O que acontece com os Wajãpi diz respeito a todos

Dificilmente alguém consegue se orientar por uma placa escrita em língua que desconhece. Ao abdicar da ideia de que faz parte da natureza, o homem urbano perdeu a capacidade de ler os seus sinais. Por isso quase todas as suas tentativas de domesticá-la terminam em destruição. Ele é um iletrado na floresta. No recente episódio do assassinato do cacique Emyra e da tentativa de invasão às terras Wajãpi isso ficou ainda mais claro. Segundo o relatado da investigação, a polícia não encontrou indícios dos crimes. Certamente os Wajãpi não mentiram e acredito que o poder público também não. O mais provável é que os policiais foram incapazes de enxergar as evidências apontadas pelos Wajãpi. O que para os meus parentes era claro, para eles era grego.

A terra é o espírito e o corpo do indígena: sentimos o que ela sente. O médico ouve os sintomas, mede a temperatura, mas só o paciente sente. E o planeta está febril, começando a entrar em convulsão. Cidades e até países já decretam emergência climática e, segundo a recém-divulgada pesquisa de opinião do Datafolha, a grande maioria da população (72%) não só acredita na existência das mudanças climáticas como credita a atividade humana como sua maior causadora. Os diagnósticos da Ciência são sombrios, mas não definitivos. Ainda há tempo, mas sabemos que o homem urbano, um dos principais agentes da enfermidade, não vai conseguir curá-lo sozinho.
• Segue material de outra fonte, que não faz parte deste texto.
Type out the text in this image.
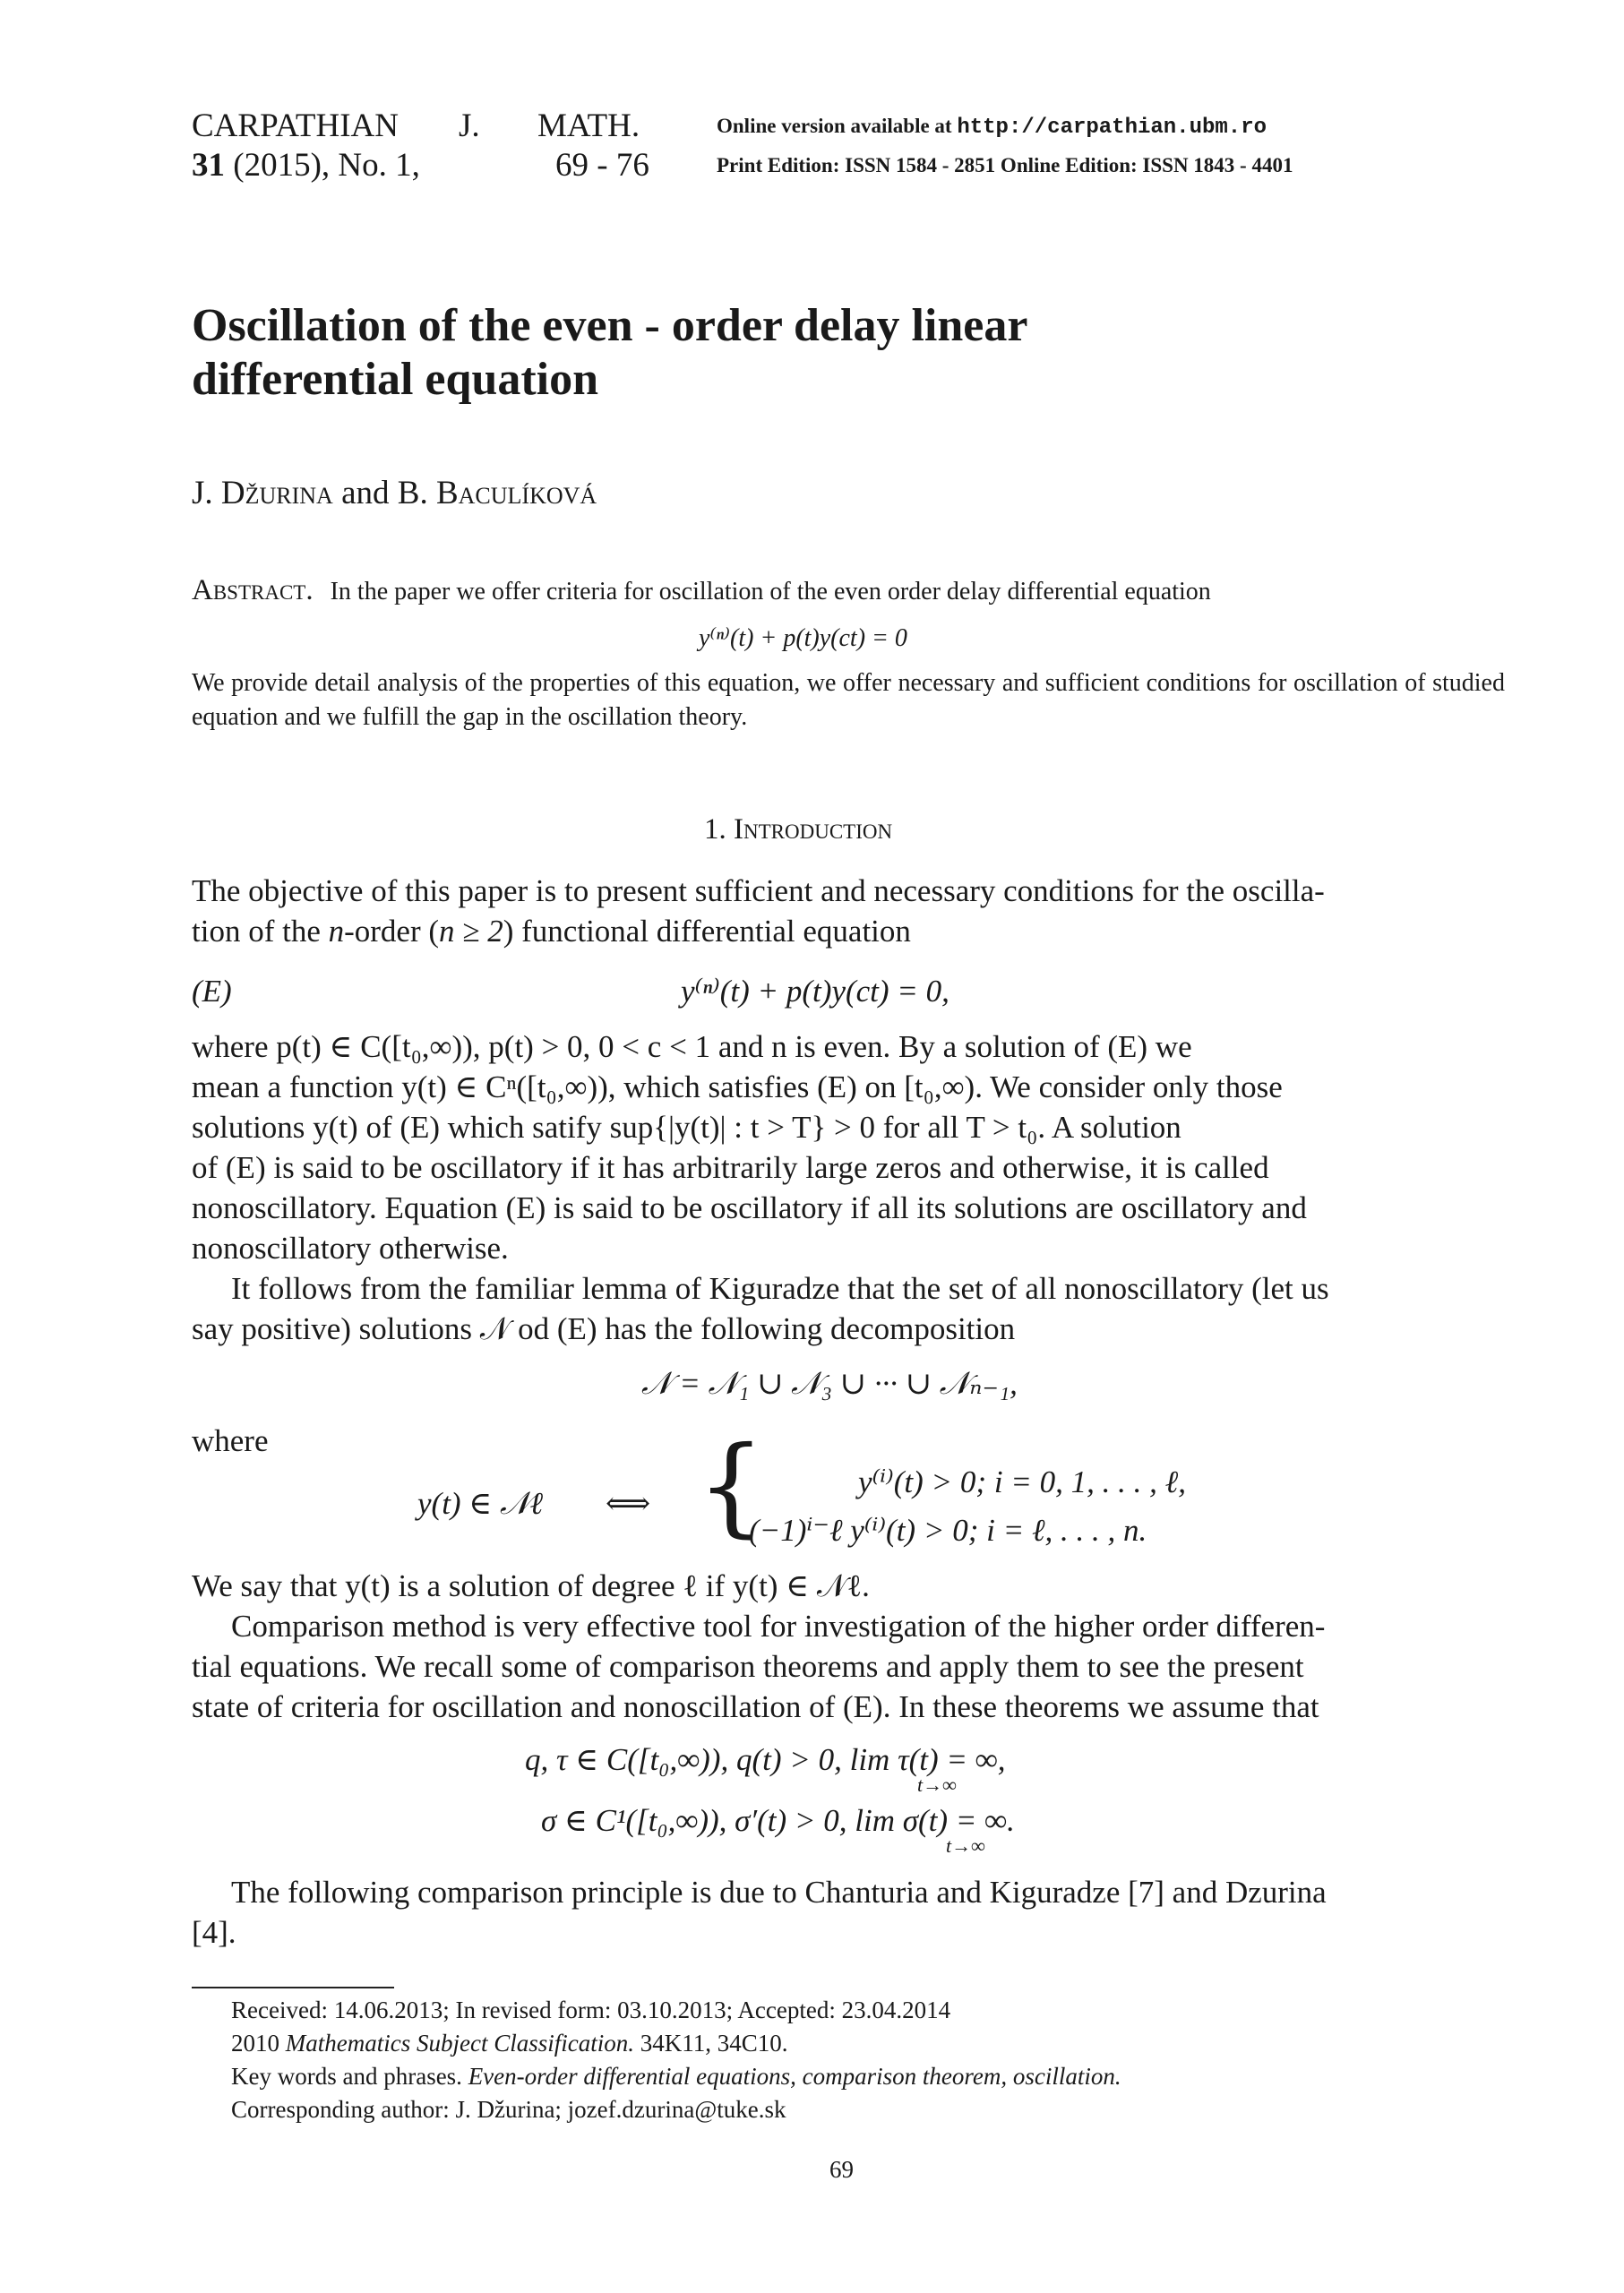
CARPATHIAN J. MATH.
31 (2015), No. 1,	69 - 76
Online version available at http://carpathian.ubm.ro
Print Edition: ISSN 1584 - 2851 Online Edition: ISSN 1843 - 4401
Oscillation of the even - order delay linear
differential equation
J. Džurina and B. Baculíková
Abstract. In the paper we offer criteria for oscillation of the even order delay differential equation
y⁽ⁿ⁾(t) + p(t)y(ct) = 0
We provide detail analysis of the properties of this equation, we offer necessary and sufficient conditions for oscillation of studied equation and we fulfill the gap in the oscillation theory.
1. Introduction
The objective of this paper is to present sufficient and necessary conditions for the oscilla-
tion of the n-order (n ≥ 2) functional differential equation
(E)	y⁽ⁿ⁾(t) + p(t)y(ct) = 0,
where p(t) ∈ C([t₀,∞)), p(t) > 0, 0 < c < 1 and n is even. By a solution of (E) we
mean a function y(t) ∈ Cⁿ([t₀,∞)), which satisfies (E) on [t₀,∞). We consider only those
solutions y(t) of (E) which satify sup{|y(t)| : t > T} > 0 for all T > t₀. A solution
of (E) is said to be oscillatory if it has arbitrarily large zeros and otherwise, it is called
nonoscillatory. Equation (E) is said to be oscillatory if all its solutions are oscillatory and
nonoscillatory otherwise.
It follows from the familiar lemma of Kiguradze that the set of all nonoscillatory (let us
say positive) solutions 𝒩 od (E) has the following decomposition
𝒩 = 𝒩₁ ∪ 𝒩₃ ∪ ··· ∪ 𝒩ₙ₋₁,
where
y(t) ∈ 𝒩ℓ ⟺ {	y⁽ⁱ⁾(t) > 0; i = 0, 1, . . . , ℓ,
(−1)ⁱ⁻ℓ y⁽ⁱ⁾(t) > 0; i = ℓ, . . . , n.
We say that y(t) is a solution of degree ℓ if y(t) ∈ 𝒩ℓ.
Comparison method is very effective tool for investigation of the higher order differen-
tial equations. We recall some of comparison theorems and apply them to see the present
state of criteria for oscillation and nonoscillation of (E). In these theorems we assume that
q, τ ∈ C([t₀,∞)), q(t) > 0, lim τ(t) = ∞,
t→∞
σ ∈ C¹([t₀,∞)), σ′(t) > 0, lim σ(t) = ∞.
t→∞
The following comparison principle is due to Chanturia and Kiguradze [7] and Dzurina
[4].
Received: 14.06.2013; In revised form: 03.10.2013; Accepted: 23.04.2014
2010 Mathematics Subject Classification. 34K11, 34C10.
Key words and phrases. Even-order differential equations, comparison theorem, oscillation.
Corresponding author: J. Džurina; jozef.dzurina@tuke.sk
69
Nós, indígenas brasileiras, queremos ajudar. Não lutamos somente para que se cumpra o que determina a Constituição de 1988, mas também por um planeta saudável. Temos a consciência de que pouco adiantaria garantir nosso direito à terra se o resto do mundo fosse devastado. Queremos cuidar da floresta para todos, porque sabemos de sua importância para a saúde do planeta – e temos o conhecimento necessário para fazer isso. Além das questões humanitária e de Justiça em si, o que acontece com os Wajãpi ou a qualquer outro povo indígena diz respeito a todos.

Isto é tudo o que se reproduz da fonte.